Das war der Fall
Die beiden Arbeitgeberinnen sind Träger eines Gemeinschaftsbetriebs mit 367 Beschäftigten. Da die Zahl der Mitglieder des dort gebildeten Betriebsrats unter die vorgeschriebene Größe gesunken war, bestellte dieser außerhalb des regulären Wahlzeitraums einen Wahlvorstand zur Durchführung einer Neuwahl.
Am 8.12.2022 machte der Wahlvorstand das Wahlausschreiben durch Aushang bekannt. Gewählt werden sollte ein neunköpfiger Betriebsrat. Bis zum Ablauf der Frist am 22.12.2022 ging jedoch nur ein Wahlvorschlag mit sechs Bewerbern ein. Daraufhin setzte der Wahlvorstand eine Nachfrist, die er am 23.12.2022 bekanntgab. Auch bis zu deren Ablauf am 29.12.2022 wurde kein weiterer Vorschlag eingereicht.
Die Wahl fand am 15.2.2023 statt. Am selben Tag wurde das vorläufige, am 23.2.2023 das endgültige Ergebnis veröffentlicht. Alle sechs Bewerber erhielten Stimmen. Die Arbeitgeberinnen fochten die Wahl an, da sie zahlreiche Mängel im Verfahren sahen, insbesondere eine zu kurze Nachfrist für Wahlvorschläge.
In den Vorinstanzen wurde die Wahl für unwirksam erklärt. Das Landesarbeitsgericht Niedersachsen hatte die Rechtsbeschwerde des Betriebsrats zurückgewiesen, da die Wahl an wesentlichen Mängeln gelitten hätte und nicht ausgeschlossen werden könne, dass das Wahlergebnis ohne den Verstoß anders ausgefallen wäre.
Das sagt das Gericht
Nach Auffassung des BAG habe das LAG mit der gegebenen Begründung die Betriebsratswahl nicht für unwirksam erklären dürfen. Es habe die Voraussetzungen einer Wahlanfechtung zu Unrecht bejaht, weil es davon ausging, der Wahlvorstand habe eine zu kurze Nachfrist zur Benennung weiterer Wahlbewerber bis zum 29.12.2022 gesetzt.

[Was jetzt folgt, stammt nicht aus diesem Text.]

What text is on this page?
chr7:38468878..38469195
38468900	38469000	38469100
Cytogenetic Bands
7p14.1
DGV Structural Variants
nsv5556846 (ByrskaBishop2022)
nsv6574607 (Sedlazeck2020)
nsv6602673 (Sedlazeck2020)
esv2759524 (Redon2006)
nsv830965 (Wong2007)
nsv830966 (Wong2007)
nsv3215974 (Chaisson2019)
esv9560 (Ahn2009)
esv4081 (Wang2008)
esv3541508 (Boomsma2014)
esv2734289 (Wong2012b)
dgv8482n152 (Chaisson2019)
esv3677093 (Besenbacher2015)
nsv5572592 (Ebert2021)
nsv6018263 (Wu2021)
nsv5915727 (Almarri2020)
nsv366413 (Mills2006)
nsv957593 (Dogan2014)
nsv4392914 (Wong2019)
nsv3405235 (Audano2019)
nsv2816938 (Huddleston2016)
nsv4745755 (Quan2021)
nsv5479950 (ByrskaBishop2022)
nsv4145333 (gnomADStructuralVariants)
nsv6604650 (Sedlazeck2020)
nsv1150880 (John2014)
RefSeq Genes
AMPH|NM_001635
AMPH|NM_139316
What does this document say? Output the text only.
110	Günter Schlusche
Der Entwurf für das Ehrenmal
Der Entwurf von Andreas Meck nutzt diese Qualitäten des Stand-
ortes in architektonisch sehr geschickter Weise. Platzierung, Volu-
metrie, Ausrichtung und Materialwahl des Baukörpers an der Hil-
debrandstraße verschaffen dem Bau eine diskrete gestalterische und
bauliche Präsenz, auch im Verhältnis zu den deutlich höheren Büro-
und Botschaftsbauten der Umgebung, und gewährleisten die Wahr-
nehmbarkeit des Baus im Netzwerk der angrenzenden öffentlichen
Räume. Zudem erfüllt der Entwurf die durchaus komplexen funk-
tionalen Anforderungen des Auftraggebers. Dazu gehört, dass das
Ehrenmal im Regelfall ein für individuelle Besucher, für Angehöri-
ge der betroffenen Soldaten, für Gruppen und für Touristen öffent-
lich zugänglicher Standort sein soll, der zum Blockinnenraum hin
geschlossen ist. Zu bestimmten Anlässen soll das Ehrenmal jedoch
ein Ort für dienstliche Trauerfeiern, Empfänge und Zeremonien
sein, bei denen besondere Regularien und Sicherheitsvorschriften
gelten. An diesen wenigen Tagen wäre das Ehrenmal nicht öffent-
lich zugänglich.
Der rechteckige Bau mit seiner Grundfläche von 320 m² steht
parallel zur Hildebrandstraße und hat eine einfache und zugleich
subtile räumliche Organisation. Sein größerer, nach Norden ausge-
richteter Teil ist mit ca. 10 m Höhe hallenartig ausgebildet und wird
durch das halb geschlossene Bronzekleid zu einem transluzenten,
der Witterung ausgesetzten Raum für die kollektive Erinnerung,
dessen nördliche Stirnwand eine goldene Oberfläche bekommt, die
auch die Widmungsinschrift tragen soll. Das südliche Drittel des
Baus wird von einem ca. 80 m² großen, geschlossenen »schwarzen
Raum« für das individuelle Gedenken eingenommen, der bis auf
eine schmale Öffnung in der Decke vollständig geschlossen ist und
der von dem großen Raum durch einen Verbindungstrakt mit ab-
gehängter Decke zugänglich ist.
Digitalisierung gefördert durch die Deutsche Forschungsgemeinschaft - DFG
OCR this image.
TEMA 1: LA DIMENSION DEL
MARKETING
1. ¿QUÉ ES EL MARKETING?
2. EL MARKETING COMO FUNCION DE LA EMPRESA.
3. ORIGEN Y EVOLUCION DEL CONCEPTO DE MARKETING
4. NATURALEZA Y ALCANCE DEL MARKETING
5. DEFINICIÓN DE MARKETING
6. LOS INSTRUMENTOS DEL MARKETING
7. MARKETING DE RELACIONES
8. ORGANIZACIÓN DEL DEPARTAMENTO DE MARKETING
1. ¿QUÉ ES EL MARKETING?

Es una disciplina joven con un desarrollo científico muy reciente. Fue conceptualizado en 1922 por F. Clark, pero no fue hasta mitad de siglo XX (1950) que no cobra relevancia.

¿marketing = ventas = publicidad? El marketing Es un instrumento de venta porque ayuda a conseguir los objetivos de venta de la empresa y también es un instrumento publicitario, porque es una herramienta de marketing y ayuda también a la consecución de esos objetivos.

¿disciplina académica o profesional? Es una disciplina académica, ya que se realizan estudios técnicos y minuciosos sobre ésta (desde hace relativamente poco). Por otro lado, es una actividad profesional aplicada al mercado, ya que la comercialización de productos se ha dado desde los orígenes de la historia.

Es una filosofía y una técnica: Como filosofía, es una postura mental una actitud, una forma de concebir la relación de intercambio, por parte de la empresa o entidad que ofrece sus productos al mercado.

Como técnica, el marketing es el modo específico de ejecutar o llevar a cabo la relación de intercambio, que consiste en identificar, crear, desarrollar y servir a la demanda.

Der Wahlvorstand sei jedoch nicht verpflichtet, überhaupt eine Nachfrist für die Einreichung von Wahlvorschlägen nach § 9 Abs. 1 WO analog zu bestimmen. Richterliche Rechtsfortbildung dürfe nicht dazu führen, dass Gerichte ihre eigene Vorstellung materieller Gerechtigkeit an die Stelle des gesetzgeberischen Willens setzen. Der in § 9 WO geregelte Fall, dass nach Ablauf der Einreichungsfrist keine gültige Vorschlagsliste vorliegt, unterscheide sich wesentlich von der Situation, in der zwar eine Liste eingereicht wird, diese aber zu wenige Bewerber enthält. Für die Annahme, der Wahlvorstand müsse stets eine Nachfrist setzen, wenn insgesamt weniger Bewerber als Betriebsratssitze vorhanden sind, fehle es an einer gesetzlichen Grundlage.
Zwar stelle die vom Wahlvorstand gesetzte Nachfrist einen Verstoß gegen das Wahlverfahren dar. Dieser Fehler habe im konkreten Fall jedoch keinen Einfluss auf das Wahlergebnis: Innerhalb der verlängerten Frist gingen keine weiteren Wahlvorschläge ein. Zur Wahl standen somit ausschließlich die Bewerber, die auf dem fristgerecht bis zum 22.12.2022 eingereichten Wahlvorschlag aufgeführt waren.
Das BAG hat den Beschluss der Vorinstanz aufgehoben und die Sache zur neuen Anhörung und Entscheidung zurückverwiesen. Diese solle zunächst feststellen, welche weiteren Mängel im Wahlverfahren – neben der unrichtigen Fristsetzung analog § 9 Abs. 1 WO – vorliegen und sich inhaltlich mit den weiteren Verstößen gegen wesentliche Wahlvorschriften befassen.